Recently I’ve encountered a bug which grinded my .NET Core application to a halt.
Obviously there were no weird log messages preceding the outage so the only way for me to go was utilizing the diagnostic toolkit. I want to share how I got my questions resolved step by step so that you understand the whole diagnostic process since it’s not so straightforward without prior experience.
The app stopped
My application had been working fine for a long period of time but once I noticed that it had stopped functioning.
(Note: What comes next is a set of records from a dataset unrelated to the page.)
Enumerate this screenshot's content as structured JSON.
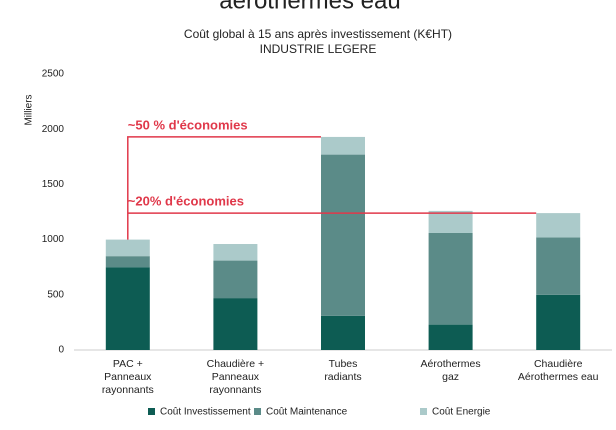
{
  "header": "aérothermes eau",
  "chart_data": {
    "type": "stacked_bar",
    "title": "Coût global à 15 ans après investissement (K€HT)",
    "subtitle": "INDUSTRIE LEGERE",
    "y_label": "Milliers",
    "categories": [
      [
        "PAC +",
        "Panneaux",
        "rayonnants"
      ],
      [
        "Chaudière +",
        "Panneaux",
        "rayonnants"
      ],
      [
        "Tubes",
        "radiants"
      ],
      [
        "Aérothermes",
        "gaz"
      ],
      [
        "Chaudière",
        "Aérothermes eau"
      ]
    ],
    "series": [
      {
        "name": "Coût Investissement",
        "color": "#0d5c53",
        "values": [
          750,
          470,
          310,
          230,
          500
        ]
      },
      {
        "name": "Coût Maintenance",
        "color": "#5b8b88",
        "values": [
          100,
          340,
          1460,
          830,
          520
        ]
      },
      {
        "name": "Coût Energie",
        "color": "#abcaca",
        "values": [
          150,
          150,
          160,
          200,
          220
        ]
      }
    ],
    "ylim": [
      0,
      2500
    ],
    "yticks": [
      0,
      500,
      1000,
      1500,
      2000,
      2500
    ],
    "annotations": [
      {
        "text": "~50 % d'économies",
        "color": "#e0384a"
      },
      {
        "text": "~20% d'économies",
        "color": "#e0384a"
      }
    ],
    "legend": "bottom"
  }
}
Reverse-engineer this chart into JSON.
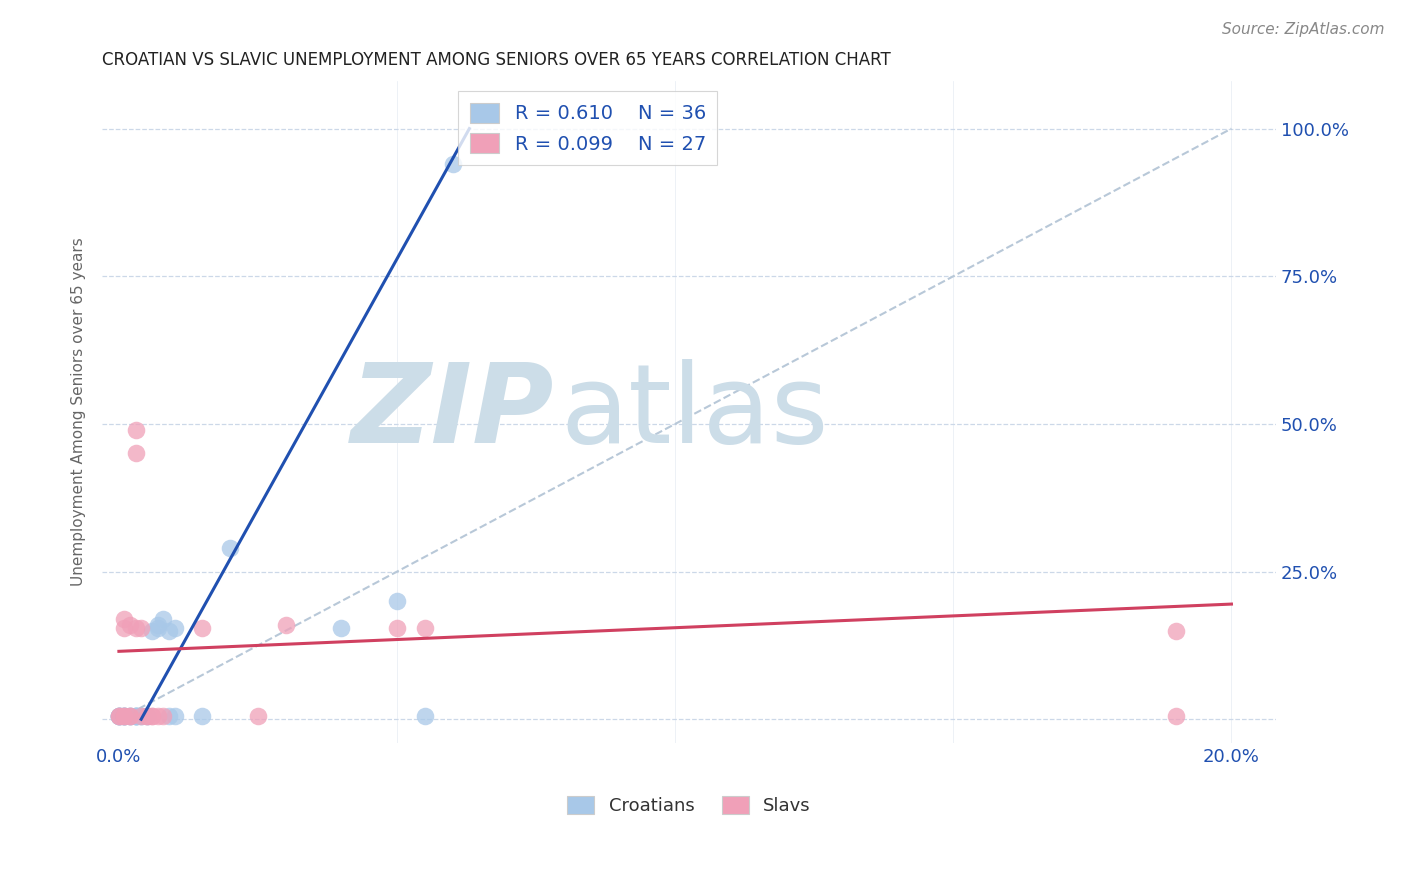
{
  "title": "CROATIAN VS SLAVIC UNEMPLOYMENT AMONG SENIORS OVER 65 YEARS CORRELATION CHART",
  "source": "Source: ZipAtlas.com",
  "ylabel": "Unemployment Among Seniors over 65 years",
  "xlim": [
    -0.003,
    0.208
  ],
  "ylim": [
    -0.04,
    1.08
  ],
  "croatian_color": "#a8c8e8",
  "slavic_color": "#f0a0b8",
  "croatian_line_color": "#2050b0",
  "slavic_line_color": "#d04060",
  "ref_line_color": "#b8c8d8",
  "grid_color": "#ccd8e8",
  "background_color": "#ffffff",
  "watermark_zip": "ZIP",
  "watermark_atlas": "atlas",
  "watermark_color": "#ccdde8",
  "legend_text_color": "#2050b0",
  "croatian_R": "0.610",
  "croatian_N": "36",
  "slavic_R": "0.099",
  "slavic_N": "27",
  "croatian_x": [
    0.0,
    0.0,
    0.0,
    0.0,
    0.0,
    0.001,
    0.001,
    0.001,
    0.001,
    0.001,
    0.002,
    0.002,
    0.002,
    0.003,
    0.003,
    0.003,
    0.003,
    0.003,
    0.004,
    0.004,
    0.005,
    0.005,
    0.006,
    0.007,
    0.007,
    0.008,
    0.009,
    0.009,
    0.01,
    0.01,
    0.015,
    0.02,
    0.04,
    0.05,
    0.055,
    0.06
  ],
  "croatian_y": [
    0.005,
    0.005,
    0.005,
    0.005,
    0.005,
    0.005,
    0.005,
    0.005,
    0.005,
    0.005,
    0.005,
    0.005,
    0.005,
    0.005,
    0.005,
    0.005,
    0.005,
    0.005,
    0.005,
    0.005,
    0.005,
    0.005,
    0.15,
    0.155,
    0.16,
    0.17,
    0.15,
    0.005,
    0.155,
    0.005,
    0.005,
    0.29,
    0.155,
    0.2,
    0.005,
    0.94
  ],
  "slavic_x": [
    0.0,
    0.0,
    0.001,
    0.001,
    0.001,
    0.001,
    0.002,
    0.002,
    0.002,
    0.003,
    0.003,
    0.003,
    0.004,
    0.004,
    0.005,
    0.005,
    0.006,
    0.006,
    0.007,
    0.008,
    0.015,
    0.025,
    0.03,
    0.05,
    0.055,
    0.19,
    0.19
  ],
  "slavic_y": [
    0.005,
    0.005,
    0.005,
    0.005,
    0.155,
    0.17,
    0.005,
    0.16,
    0.005,
    0.155,
    0.49,
    0.45,
    0.155,
    0.005,
    0.005,
    0.005,
    0.005,
    0.005,
    0.005,
    0.005,
    0.155,
    0.005,
    0.16,
    0.155,
    0.155,
    0.005,
    0.15
  ],
  "blue_line_x0": 0.004,
  "blue_line_y0": 0.0,
  "blue_line_x1": 0.063,
  "blue_line_y1": 1.0,
  "pink_line_x0": 0.0,
  "pink_line_y0": 0.115,
  "pink_line_x1": 0.2,
  "pink_line_y1": 0.195
}
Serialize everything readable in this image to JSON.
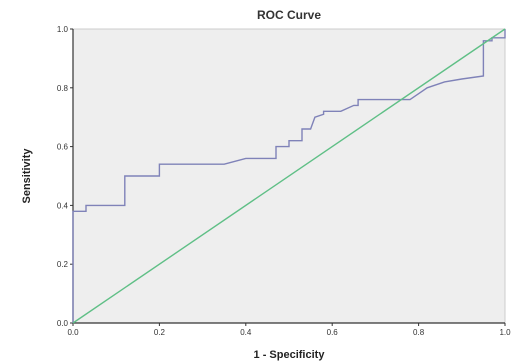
{
  "chart_data": {
    "type": "line",
    "title": "ROC Curve",
    "xlabel": "1 - Specificity",
    "ylabel": "Sensitivity",
    "xlim": [
      0.0,
      1.0
    ],
    "ylim": [
      0.0,
      1.0
    ],
    "x_ticks": [
      "0.0",
      "0.2",
      "0.4",
      "0.6",
      "0.8",
      "1.0"
    ],
    "y_ticks": [
      "0.0",
      "0.2",
      "0.4",
      "0.6",
      "0.8",
      "1.0"
    ],
    "grid": false,
    "legend": "none",
    "series": [
      {
        "role": "roc-curve",
        "color": "#7f82b8",
        "x": [
          0.0,
          0.0,
          0.03,
          0.03,
          0.12,
          0.12,
          0.2,
          0.2,
          0.35,
          0.4,
          0.47,
          0.47,
          0.5,
          0.5,
          0.53,
          0.53,
          0.55,
          0.56,
          0.58,
          0.58,
          0.62,
          0.65,
          0.66,
          0.66,
          0.7,
          0.78,
          0.8,
          0.82,
          0.86,
          0.9,
          0.95,
          0.95,
          0.97,
          0.97,
          1.0,
          1.0
        ],
        "y": [
          0.0,
          0.38,
          0.38,
          0.4,
          0.4,
          0.5,
          0.5,
          0.54,
          0.54,
          0.56,
          0.56,
          0.6,
          0.6,
          0.62,
          0.62,
          0.66,
          0.66,
          0.7,
          0.71,
          0.72,
          0.72,
          0.74,
          0.74,
          0.76,
          0.76,
          0.76,
          0.78,
          0.8,
          0.82,
          0.83,
          0.84,
          0.96,
          0.96,
          0.97,
          0.97,
          1.0
        ]
      },
      {
        "role": "reference-line",
        "color": "#5fbf86",
        "x": [
          0.0,
          1.0
        ],
        "y": [
          0.0,
          1.0
        ]
      }
    ],
    "colors": {
      "plot_background": "#eeeeee",
      "frame": "#cccccc",
      "axis": "#333333"
    }
  }
}
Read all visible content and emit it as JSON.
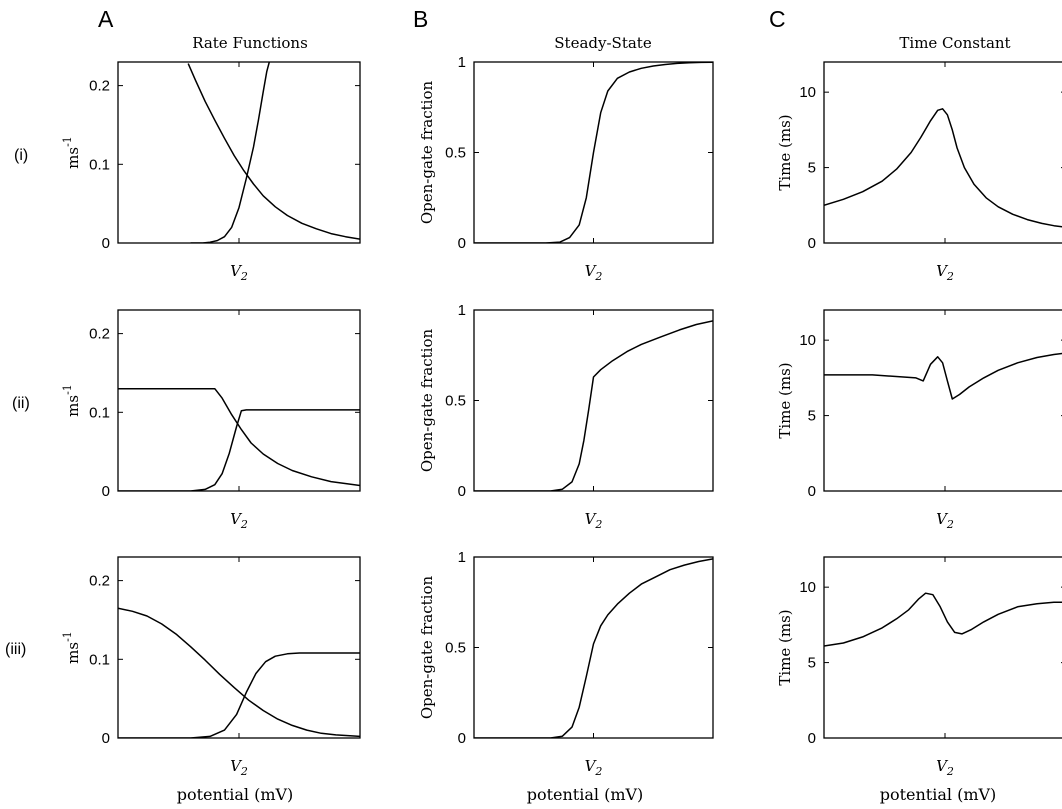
{
  "columns": [
    {
      "letter": "A",
      "title": "Rate Functions"
    },
    {
      "letter": "B",
      "title": "Steady-State"
    },
    {
      "letter": "C",
      "title": "Time Constant"
    }
  ],
  "rows": [
    "(i)",
    "(ii)",
    "(iii)"
  ],
  "x_axis_label": "potential (mV)",
  "chart_data": [
    {
      "id": "A-i",
      "type": "line",
      "ylabel": "ms",
      "ylabel_sup": "-1",
      "ylim": [
        0,
        0.23
      ],
      "yticks": [
        0,
        0.1,
        0.2
      ],
      "ytick_labels": [
        "0",
        "0.1",
        "0.2"
      ],
      "xtick_label": "V2",
      "xtick_pos": 0.5,
      "series": [
        {
          "x": [
            0.29,
            0.32,
            0.36,
            0.4,
            0.44,
            0.48,
            0.52,
            0.56,
            0.6,
            0.65,
            0.7,
            0.76,
            0.82,
            0.88,
            0.94,
            1.0
          ],
          "values": [
            0.228,
            0.207,
            0.18,
            0.156,
            0.133,
            0.111,
            0.092,
            0.075,
            0.06,
            0.046,
            0.035,
            0.025,
            0.018,
            0.012,
            0.008,
            0.005
          ]
        },
        {
          "x": [
            0.3,
            0.35,
            0.38,
            0.41,
            0.44,
            0.47,
            0.5,
            0.53,
            0.56,
            0.58,
            0.6,
            0.615,
            0.625
          ],
          "values": [
            0,
            0,
            0.001,
            0.003,
            0.008,
            0.02,
            0.045,
            0.082,
            0.122,
            0.156,
            0.192,
            0.218,
            0.23
          ]
        }
      ]
    },
    {
      "id": "B-i",
      "type": "line",
      "ylabel": "Open-gate fraction",
      "ylim": [
        0,
        1
      ],
      "yticks": [
        0,
        0.5,
        1
      ],
      "ytick_labels": [
        "0",
        "0.5",
        "1"
      ],
      "xtick_label": "V2",
      "xtick_pos": 0.5,
      "series": [
        {
          "x": [
            0,
            0.3,
            0.36,
            0.4,
            0.44,
            0.47,
            0.5,
            0.53,
            0.56,
            0.6,
            0.65,
            0.7,
            0.75,
            0.8,
            0.85,
            0.9,
            0.95,
            1.0
          ],
          "values": [
            0,
            0,
            0.005,
            0.03,
            0.1,
            0.25,
            0.5,
            0.72,
            0.84,
            0.91,
            0.945,
            0.965,
            0.978,
            0.986,
            0.992,
            0.996,
            0.998,
            0.999
          ]
        }
      ]
    },
    {
      "id": "C-i",
      "type": "line",
      "ylabel": "Time (ms)",
      "ylim": [
        0,
        12
      ],
      "yticks": [
        0,
        5,
        10
      ],
      "ytick_labels": [
        "0",
        "5",
        "10"
      ],
      "xtick_label": "V2",
      "xtick_pos": 0.5,
      "series": [
        {
          "x": [
            0,
            0.08,
            0.16,
            0.24,
            0.3,
            0.36,
            0.4,
            0.44,
            0.47,
            0.49,
            0.51,
            0.53,
            0.55,
            0.58,
            0.62,
            0.67,
            0.72,
            0.78,
            0.84,
            0.9,
            0.95,
            1.0
          ],
          "values": [
            2.5,
            2.9,
            3.4,
            4.1,
            4.9,
            6.0,
            7.0,
            8.1,
            8.8,
            8.9,
            8.5,
            7.5,
            6.3,
            5.0,
            3.9,
            3.0,
            2.4,
            1.9,
            1.55,
            1.3,
            1.15,
            1.05
          ]
        }
      ]
    },
    {
      "id": "A-ii",
      "type": "line",
      "ylabel": "ms",
      "ylabel_sup": "-1",
      "ylim": [
        0,
        0.23
      ],
      "yticks": [
        0,
        0.1,
        0.2
      ],
      "ytick_labels": [
        "0",
        "0.1",
        "0.2"
      ],
      "xtick_label": "V2",
      "xtick_pos": 0.5,
      "series": [
        {
          "x": [
            0,
            0.4,
            0.43,
            0.47,
            0.51,
            0.55,
            0.6,
            0.66,
            0.72,
            0.8,
            0.88,
            0.95,
            1.0
          ],
          "values": [
            0.13,
            0.13,
            0.118,
            0.097,
            0.078,
            0.061,
            0.047,
            0.035,
            0.026,
            0.018,
            0.012,
            0.009,
            0.007
          ]
        },
        {
          "x": [
            0,
            0.3,
            0.36,
            0.4,
            0.43,
            0.46,
            0.49,
            0.51,
            0.53,
            1.0
          ],
          "values": [
            0,
            0,
            0.002,
            0.008,
            0.022,
            0.048,
            0.082,
            0.102,
            0.103,
            0.103
          ]
        }
      ]
    },
    {
      "id": "B-ii",
      "type": "line",
      "ylabel": "Open-gate fraction",
      "ylim": [
        0,
        1
      ],
      "yticks": [
        0,
        0.5,
        1
      ],
      "ytick_labels": [
        "0",
        "0.5",
        "1"
      ],
      "xtick_label": "V2",
      "xtick_pos": 0.5,
      "series": [
        {
          "x": [
            0,
            0.32,
            0.37,
            0.41,
            0.44,
            0.46,
            0.48,
            0.5,
            0.53,
            0.58,
            0.64,
            0.7,
            0.78,
            0.86,
            0.93,
            1.0
          ],
          "values": [
            0,
            0,
            0.01,
            0.05,
            0.15,
            0.28,
            0.45,
            0.63,
            0.67,
            0.72,
            0.77,
            0.81,
            0.85,
            0.89,
            0.92,
            0.94
          ]
        }
      ]
    },
    {
      "id": "C-ii",
      "type": "line",
      "ylabel": "Time (ms)",
      "ylim": [
        0,
        12
      ],
      "yticks": [
        0,
        5,
        10
      ],
      "ytick_labels": [
        "0",
        "5",
        "10"
      ],
      "xtick_label": "V2",
      "xtick_pos": 0.5,
      "series": [
        {
          "x": [
            0,
            0.2,
            0.38,
            0.41,
            0.44,
            0.47,
            0.49,
            0.51,
            0.53,
            0.56,
            0.6,
            0.66,
            0.72,
            0.8,
            0.88,
            0.95,
            1.0
          ],
          "values": [
            7.7,
            7.7,
            7.5,
            7.3,
            8.4,
            8.9,
            8.5,
            7.3,
            6.1,
            6.4,
            6.9,
            7.5,
            8.0,
            8.5,
            8.85,
            9.05,
            9.15
          ]
        }
      ]
    },
    {
      "id": "A-iii",
      "type": "line",
      "ylabel": "ms",
      "ylabel_sup": "-1",
      "ylim": [
        0,
        0.23
      ],
      "yticks": [
        0,
        0.1,
        0.2
      ],
      "ytick_labels": [
        "0",
        "0.1",
        "0.2"
      ],
      "xtick_label": "V2",
      "xtick_pos": 0.5,
      "series": [
        {
          "x": [
            0,
            0.06,
            0.12,
            0.18,
            0.24,
            0.3,
            0.36,
            0.42,
            0.48,
            0.54,
            0.6,
            0.66,
            0.72,
            0.78,
            0.84,
            0.9,
            0.95,
            1.0
          ],
          "values": [
            0.165,
            0.161,
            0.155,
            0.145,
            0.132,
            0.116,
            0.099,
            0.081,
            0.064,
            0.048,
            0.035,
            0.024,
            0.016,
            0.01,
            0.006,
            0.004,
            0.003,
            0.002
          ]
        },
        {
          "x": [
            0,
            0.3,
            0.38,
            0.44,
            0.49,
            0.53,
            0.57,
            0.61,
            0.65,
            0.7,
            0.75,
            0.8,
            1.0
          ],
          "values": [
            0,
            0,
            0.002,
            0.01,
            0.03,
            0.058,
            0.082,
            0.097,
            0.104,
            0.107,
            0.108,
            0.108,
            0.108
          ]
        }
      ]
    },
    {
      "id": "B-iii",
      "type": "line",
      "ylabel": "Open-gate fraction",
      "ylim": [
        0,
        1
      ],
      "yticks": [
        0,
        0.5,
        1
      ],
      "ytick_labels": [
        "0",
        "0.5",
        "1"
      ],
      "xtick_label": "V2",
      "xtick_pos": 0.5,
      "series": [
        {
          "x": [
            0,
            0.32,
            0.37,
            0.41,
            0.44,
            0.47,
            0.5,
            0.53,
            0.56,
            0.6,
            0.65,
            0.7,
            0.76,
            0.82,
            0.88,
            0.94,
            1.0
          ],
          "values": [
            0,
            0,
            0.01,
            0.06,
            0.17,
            0.34,
            0.52,
            0.62,
            0.68,
            0.74,
            0.8,
            0.85,
            0.89,
            0.93,
            0.955,
            0.975,
            0.99
          ]
        }
      ]
    },
    {
      "id": "C-iii",
      "type": "line",
      "ylabel": "Time (ms)",
      "ylim": [
        0,
        12
      ],
      "yticks": [
        0,
        5,
        10
      ],
      "ytick_labels": [
        "0",
        "5",
        "10"
      ],
      "xtick_label": "V2",
      "xtick_pos": 0.5,
      "series": [
        {
          "x": [
            0,
            0.08,
            0.16,
            0.24,
            0.3,
            0.35,
            0.39,
            0.42,
            0.45,
            0.48,
            0.51,
            0.54,
            0.57,
            0.61,
            0.66,
            0.72,
            0.8,
            0.88,
            0.95,
            1.0
          ],
          "values": [
            6.1,
            6.3,
            6.7,
            7.3,
            7.9,
            8.5,
            9.2,
            9.6,
            9.5,
            8.7,
            7.7,
            7.0,
            6.9,
            7.2,
            7.7,
            8.2,
            8.7,
            8.9,
            9.0,
            9.0
          ]
        }
      ]
    }
  ]
}
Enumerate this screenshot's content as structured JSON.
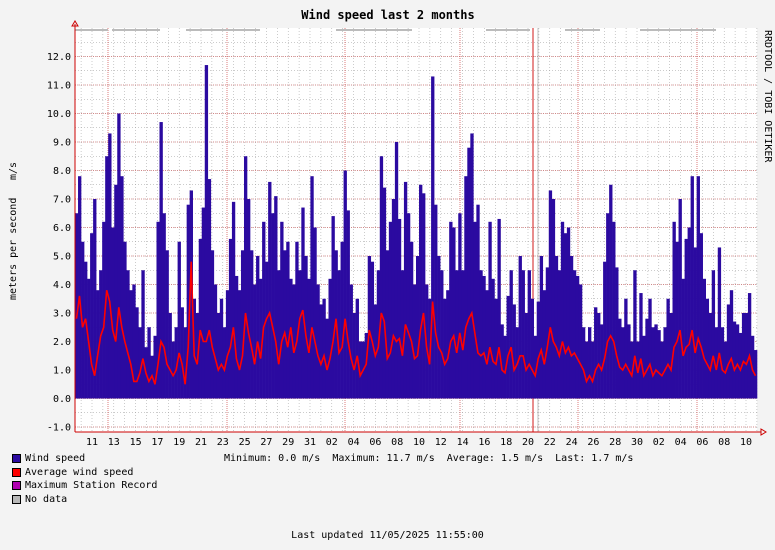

I didn’t get any additional information from log messages — the app looked as if it was just frozen. Before I terminated the application process, I had made some investigations.
I used the dotnet-counters tool to see the high picture of my application state.
I paid attention to a huge number of work items in the thread pool queue (3577) and an increasing number of threads in the pool (the picture above shows 424 running thread at the moment of monitoring). There was definitely something wrong so I decided to dig deeper to the internals and utilized dotnet-trace and dotnet-dump tools.
I ran dotnet-trace tool to capture what the threads were doing: this tool captures each thread’s stack every millisecond for a user-defined period of time (I gathered traces during 20 seconds) and exports this information into a trace.nettrace file which can be investigated further via PerfView.
Once I opened the thread time analysis view, I saw that 98% of the threads stuck in the ConsoleSink.Emit method. I opened the source code of Serilog’s Console sink and assumed that this might have been a blocking issue. In order to investigate which thread had blocked the object and why it’s not exiting the lock, I decided to collect a dump of the process via dotnet-dump tool.
I knew that there might have been a locking issue so I used syncblk command to see synchronization block information.
I saw that there was a single object that was locked by thread 256. In order to check this thread callstack I set that thread as the one to apply SOS command and called clrstack command.
As I understood the thread which was handling a diff message asked Serilog’s console sink to log the data and got stuck in WriteFile method. This conclusion gave me the context about the app halt and proved that the issue was not related to my code. I found a similar bug report on github and attached these details to the issue to help maintainers investigate the problem further.
So these were the diagnostic steps which I applied to figure out why my application had stopped working. Surely this is not the instruction on how to run every diagnostic investigation since those steps heavily depend on each case individually. You can find more examples on the github page. To get a better understanding of .NET memory analysis and diagnostics you may find useful the mem-doc.
Ultimately I hope you got the basic idea behind the process and enjoyed the reading. If you have any questions, feel free to ask!
What about Linux and Docker?
I did all the diagnostics against the app running on my local machine on Windows. The same is true for .NET Core apps hosted on Linux.
Also you can embed tools into Docker image and get diagnostic capabilities in Docker containers.